Manchester City awalnya menanggapi klaim tersebut dengan santai, mungkin mengira Riquelme hanya sedang mencari perhatian. Namun, reaksi keras segera muncul dari pihak pemain. Agen Haaland, Rafaela Pimenta, menegaskan bahwa pernyataan tersebut tidak benar, sementara ayah Haaland menyebutnya sebagai guyonan yang tidak masuk akal. Akhirnya, Manchester City memberikan respons resmi yang tegas melalui juru bicara mereka. Mereka menyatakan bahwa berita tersebut adalah omong kosong, tidak ada klausul kontrak yang memungkinkan kepindahan tersebut, dan pihak klub siap menempuh jalur hukum atas penggunaan citra pemain mereka tanpa izin.

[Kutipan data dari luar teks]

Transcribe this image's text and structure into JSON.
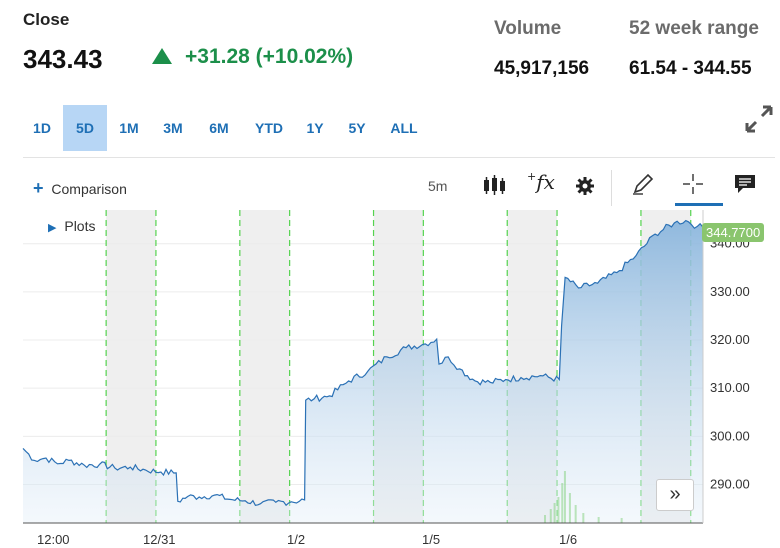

Strategi yang dimainkan Riquelme ini dianggap sebagai upaya meniru trik lama Florentino Perez, sang petahana yang memang dikenal sering memberikan janji transfer besar setiap kali mencalonkan diri. Namun, cara main Riquelme dinilai tidak secantik Perez. Sebagai contoh, saat Perez mengklaim transfer Luis Figo ke Madrid di masa lalu, Figo memang memiliki klausul yang memungkinkannya hengkang. Sebaliknya, Erling Haaland masih memiliki kontrak jangka panjang di Manchester City hingga 2034, sehingga klaim Riquelme dianggap sangat tidak realistis dan ceroboh.
Akibat blunder ini, elektabilitas Riquelme justru anjlok. Suasana markas kampanye kedua calon pun terlihat kontras; markas Perez ramai dikunjungi pendukung, sementara markas Riquelme sepi seperti toko kelontong. Kepercayaan adalah kunci dalam sebuah pemilihan, dan dengan klaim yang terbukti tidak berdasar ini, publik mulai mempertanyakan kredibilitas Riquelme. Pada akhirnya, tindakan ini justru merugikan rencana transfer masa depan Real Madrid itu sendiri karena membuat Manchester City merasa tidak nyaman dan kemungkinan besar akan berpikir berkali-kali jika suatu saat nanti Madrid benar-benar serius ingin mendekati pemain mereka.